Chapter 30 | Atomic Physics 1341
30.3 Bohr’s Theory of the Hydrogen Atom
  Learning Objectives
By the end of this section, you will be able to:
• Describe the mysteries of atomic spectra.
• Explain Bohr’s theory of the hydrogen atom.
• Explain Bohr’s planetary model of the atom.
• Illustrate the energy state using the energy-level diagram.
• Describe the triumphs and limits of Bohr’s theory.
The information presented in this section supports the following AP® learning objectives and science practices:
• 1.A.4.1 The student is able to construct representations of the energy-level structure of an electron in an atom and to relate this to the properties and scales of the systems being investigated. (S.P. 1.1, 7.1)
• 5.B.8.1 The student is able to describe emission or absorption spectra associated with electronic or nuclear transitions as transitions between allowed energy states of the atom in terms of the principle of energy conservation, including characterization of the frequency of radiation emitted or absorbed. (S.P. 1.2, 7.2)

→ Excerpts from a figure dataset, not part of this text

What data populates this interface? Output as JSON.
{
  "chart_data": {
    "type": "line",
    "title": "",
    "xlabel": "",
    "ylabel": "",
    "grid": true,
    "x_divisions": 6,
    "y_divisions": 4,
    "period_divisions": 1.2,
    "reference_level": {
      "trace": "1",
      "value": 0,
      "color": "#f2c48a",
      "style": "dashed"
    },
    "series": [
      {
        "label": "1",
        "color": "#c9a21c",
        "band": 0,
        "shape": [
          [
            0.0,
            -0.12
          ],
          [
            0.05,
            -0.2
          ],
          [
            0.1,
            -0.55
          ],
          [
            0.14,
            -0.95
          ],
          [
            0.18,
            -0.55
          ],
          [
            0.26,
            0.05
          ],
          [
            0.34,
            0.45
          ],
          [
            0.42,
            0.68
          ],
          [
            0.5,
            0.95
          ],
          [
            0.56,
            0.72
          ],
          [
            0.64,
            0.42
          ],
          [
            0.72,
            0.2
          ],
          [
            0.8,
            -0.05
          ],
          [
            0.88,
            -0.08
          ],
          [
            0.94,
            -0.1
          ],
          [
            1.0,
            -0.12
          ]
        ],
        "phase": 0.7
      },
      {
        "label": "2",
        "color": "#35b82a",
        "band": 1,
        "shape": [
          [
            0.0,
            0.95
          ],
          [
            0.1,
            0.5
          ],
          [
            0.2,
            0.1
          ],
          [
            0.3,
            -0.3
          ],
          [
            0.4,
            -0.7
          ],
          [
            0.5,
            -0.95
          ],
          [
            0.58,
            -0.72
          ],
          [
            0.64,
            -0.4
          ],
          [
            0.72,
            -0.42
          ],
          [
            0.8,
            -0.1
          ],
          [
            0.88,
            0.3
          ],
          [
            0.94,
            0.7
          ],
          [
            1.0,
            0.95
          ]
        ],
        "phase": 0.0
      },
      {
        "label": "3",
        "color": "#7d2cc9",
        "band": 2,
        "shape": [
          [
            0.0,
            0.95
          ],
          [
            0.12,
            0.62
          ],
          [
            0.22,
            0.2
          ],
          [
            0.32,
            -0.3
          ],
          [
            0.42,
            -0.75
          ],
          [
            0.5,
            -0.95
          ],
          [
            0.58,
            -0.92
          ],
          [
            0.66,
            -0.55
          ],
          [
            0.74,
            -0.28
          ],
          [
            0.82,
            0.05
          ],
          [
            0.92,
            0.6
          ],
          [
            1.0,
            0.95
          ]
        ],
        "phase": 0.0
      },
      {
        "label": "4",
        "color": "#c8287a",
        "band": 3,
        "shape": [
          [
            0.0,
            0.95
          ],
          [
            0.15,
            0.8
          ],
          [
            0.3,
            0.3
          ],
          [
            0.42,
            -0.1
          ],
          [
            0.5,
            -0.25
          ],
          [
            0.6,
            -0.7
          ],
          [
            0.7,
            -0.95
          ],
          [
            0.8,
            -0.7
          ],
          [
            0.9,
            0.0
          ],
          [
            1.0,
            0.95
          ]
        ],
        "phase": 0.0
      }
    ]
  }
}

The great Danish physicist Niels Bohr (1885–1962) made immediate use of Rutherford’s planetary model of the atom. (Figure 30.14). Bohr became convinced of its validity and spent part of 1912 at Rutherford’s laboratory. In 1913, after returning to Copenhagen, he began publishing his theory of the simplest atom, hydrogen, based on the planetary model of the atom. For decades, many questions had been asked about atomic characteristics. From their sizes to their spectra, much was known about atoms, but little had been explained in terms of the laws of physics. Bohr’s theory explained the atomic spectrum of hydrogen and established new and broadly applicable principles in quantum mechanics.
Figure 30.14 Niels Bohr, Danish physicist, used the planetary model of the atom to explain the atomic spectrum and size of the hydrogen atom. His many contributions to the development of atomic physics and quantum mechanics, his personal influence on many students and colleagues, and his personal integrity, especially in the face of Nazi oppression, earned him a prominent place in history. (credit: Unknown Author, via Wikimedia Commons)
Mysteries of Atomic Spectra
As noted in Quantization of Energy , the energies of some small systems are quantized. Atomic and molecular emission and absorption spectra have been known for over a century to be discrete (or quantized). (See Figure 30.15.) Maxwell and others had realized that there must be a connection between the spectrum of an atom and its structure, something like the resonant frequencies of musical instruments. But, in spite of years of efforts by many great minds, no one had a workable theory. (It was a running joke that any theory of atomic and molecular spectra could be destroyed by throwing a book of data at it, so complex were the spectra.) Following Einstein’s proposal of photons with quantized energies directly proportional to their wavelengths, it became even more evident that electrons in atoms can exist only in discrete orbits.